The amendment to the 2013 appropriations bill, which would have prohibited the department from using funds to close the branches in Atlanta, Cleveland, Dallas and Philadelphia, failed 189-235 in a recorded vote. It was sponsored by Rep. John Lewis (D-Ga.) and co-sponsored by Rep. Hank Johnson (D-Ga.).
Lewis argued on the floor that the closures will not save the $8 million the department has projected it will and would deplete the department of the resources needed to carry out antitrust investigations in those regions. Under pressure to reduce spending with a strained budget, the department announced  it would consolidate the offices in 2011 and that the 94 positions in those offices would be reassigned to the remaining offices. A department spokesperson could not immediately be reached for comment on Friday, but officials have said previously that the closures will not affect enforcement.
“Over the past 11 years, the Atlanta field office alone brought in over $265 million in fines and restitution,” Lewis said on the House floor Wednesday night. “Let me be clear that is a 600 percent rate of return on this investment. What better proof do you need?”
The amendment was also supported by Rep. Sanford Bishop (D-Ga.).

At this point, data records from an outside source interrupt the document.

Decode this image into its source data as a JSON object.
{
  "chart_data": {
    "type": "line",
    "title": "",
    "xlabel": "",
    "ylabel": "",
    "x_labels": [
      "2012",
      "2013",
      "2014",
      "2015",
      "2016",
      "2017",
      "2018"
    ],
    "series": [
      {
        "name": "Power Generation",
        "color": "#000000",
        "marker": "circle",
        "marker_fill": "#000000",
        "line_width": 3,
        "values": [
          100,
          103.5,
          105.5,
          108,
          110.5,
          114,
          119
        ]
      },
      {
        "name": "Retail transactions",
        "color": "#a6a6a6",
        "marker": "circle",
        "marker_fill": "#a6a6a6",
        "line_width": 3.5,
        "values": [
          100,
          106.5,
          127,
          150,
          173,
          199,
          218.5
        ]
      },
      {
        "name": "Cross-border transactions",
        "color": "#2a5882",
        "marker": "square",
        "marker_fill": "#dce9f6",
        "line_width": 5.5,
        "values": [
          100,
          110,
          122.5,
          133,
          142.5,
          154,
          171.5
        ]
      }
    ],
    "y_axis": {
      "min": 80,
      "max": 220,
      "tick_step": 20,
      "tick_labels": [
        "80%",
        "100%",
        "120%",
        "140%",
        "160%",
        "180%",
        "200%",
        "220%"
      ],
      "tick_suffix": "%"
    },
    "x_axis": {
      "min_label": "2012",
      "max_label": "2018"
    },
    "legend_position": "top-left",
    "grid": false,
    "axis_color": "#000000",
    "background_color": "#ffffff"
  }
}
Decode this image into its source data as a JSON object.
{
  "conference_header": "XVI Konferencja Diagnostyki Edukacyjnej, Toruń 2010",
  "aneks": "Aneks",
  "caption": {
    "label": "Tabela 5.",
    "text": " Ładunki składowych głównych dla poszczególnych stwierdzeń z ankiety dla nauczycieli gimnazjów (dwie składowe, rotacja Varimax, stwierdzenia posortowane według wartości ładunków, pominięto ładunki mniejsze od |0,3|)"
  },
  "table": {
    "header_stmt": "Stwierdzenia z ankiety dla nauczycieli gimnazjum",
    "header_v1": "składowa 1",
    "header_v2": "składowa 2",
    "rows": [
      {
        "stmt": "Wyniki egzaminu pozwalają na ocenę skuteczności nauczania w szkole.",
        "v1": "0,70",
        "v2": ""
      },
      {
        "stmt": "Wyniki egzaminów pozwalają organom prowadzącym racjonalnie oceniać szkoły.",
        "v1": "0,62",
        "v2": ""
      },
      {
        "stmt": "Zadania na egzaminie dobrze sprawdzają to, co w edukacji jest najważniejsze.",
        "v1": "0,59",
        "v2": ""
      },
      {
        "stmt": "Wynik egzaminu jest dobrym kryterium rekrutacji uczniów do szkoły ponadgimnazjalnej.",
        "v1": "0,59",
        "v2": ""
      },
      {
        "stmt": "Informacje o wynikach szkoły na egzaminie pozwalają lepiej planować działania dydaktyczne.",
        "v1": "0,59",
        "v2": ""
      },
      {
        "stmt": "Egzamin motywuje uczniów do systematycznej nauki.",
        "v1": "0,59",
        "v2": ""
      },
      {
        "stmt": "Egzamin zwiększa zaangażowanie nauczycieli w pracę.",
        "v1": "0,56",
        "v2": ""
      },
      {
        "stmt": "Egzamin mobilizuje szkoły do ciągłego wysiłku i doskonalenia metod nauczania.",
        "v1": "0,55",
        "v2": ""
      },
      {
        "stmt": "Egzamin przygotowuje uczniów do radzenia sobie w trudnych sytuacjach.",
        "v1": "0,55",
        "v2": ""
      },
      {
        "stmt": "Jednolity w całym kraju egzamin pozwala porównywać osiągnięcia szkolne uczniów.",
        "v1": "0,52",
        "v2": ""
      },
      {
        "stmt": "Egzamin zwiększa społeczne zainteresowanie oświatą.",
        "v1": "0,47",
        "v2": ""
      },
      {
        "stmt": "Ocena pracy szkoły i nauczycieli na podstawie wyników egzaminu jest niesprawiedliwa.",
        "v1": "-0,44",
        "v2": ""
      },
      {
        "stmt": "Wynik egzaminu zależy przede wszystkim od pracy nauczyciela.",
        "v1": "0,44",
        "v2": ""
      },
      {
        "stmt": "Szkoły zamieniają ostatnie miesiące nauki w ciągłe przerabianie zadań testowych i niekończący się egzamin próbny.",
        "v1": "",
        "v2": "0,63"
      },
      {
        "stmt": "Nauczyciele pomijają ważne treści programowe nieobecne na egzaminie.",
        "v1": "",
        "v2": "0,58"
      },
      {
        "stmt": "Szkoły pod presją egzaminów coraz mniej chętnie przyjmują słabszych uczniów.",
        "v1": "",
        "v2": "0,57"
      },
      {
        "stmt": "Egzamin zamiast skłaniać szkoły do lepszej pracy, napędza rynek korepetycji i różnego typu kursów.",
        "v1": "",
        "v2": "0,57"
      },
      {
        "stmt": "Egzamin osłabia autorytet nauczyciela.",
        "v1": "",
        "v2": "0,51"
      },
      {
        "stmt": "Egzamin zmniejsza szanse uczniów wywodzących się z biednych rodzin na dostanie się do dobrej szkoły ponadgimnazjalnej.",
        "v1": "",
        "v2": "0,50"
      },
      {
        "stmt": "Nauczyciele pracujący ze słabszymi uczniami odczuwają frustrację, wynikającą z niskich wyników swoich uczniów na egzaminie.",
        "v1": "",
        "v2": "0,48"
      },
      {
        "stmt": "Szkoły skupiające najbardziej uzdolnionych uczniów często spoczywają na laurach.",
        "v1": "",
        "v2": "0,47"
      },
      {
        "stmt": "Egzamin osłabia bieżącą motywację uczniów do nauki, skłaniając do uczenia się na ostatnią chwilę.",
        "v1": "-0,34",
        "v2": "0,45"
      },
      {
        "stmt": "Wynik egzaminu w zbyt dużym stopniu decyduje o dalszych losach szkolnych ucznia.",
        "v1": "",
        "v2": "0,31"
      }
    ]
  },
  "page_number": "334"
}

“I’m deeply concerned that this action will seriously undermine the division’s ability to enforce antitrust laws by limiting the boots on the ground,” Bishop said on the floor.
After the original failed voice vote, Rep. Frank Wolf (R-Va.), Chairman of the House Appropriations subcommittee on Commerce, Justice and science, said he would arrange a meeting between the individuals who spoke for the amendment and the department.
Wolf spokesman Dan Scandling confirmed Wolf’s office was in the process of setting up the meeting. Scandling declined to comment on what outcome Wolf was hoping to see from the meetings. Wolf opposed the amendment on the House floor.
“This was not done by our committee,” Wolf said Wednesday night. “This was done by the Justice Department, by the administration.”
The amendment vote came a few weeks after Sen. Herb Kohl (D-Wis.) sent a letter  to the DOJ urging the leadership to keep the offices open, citing that $6 million of the $8 million expected to be saved would be from personnel leaving the department, as well as the millions to be paid to the Treasury Department as the result of criminal fines.
Antitrust Division leaders from all but one field office wrote a letter to former Assistant Attorney General Sharis Pozen in Feburary, asking the department to keep the offices open.
Correction May 14, 2012: This article initially misidentified Sen. Herb Kohl. Main Justice regrets the error.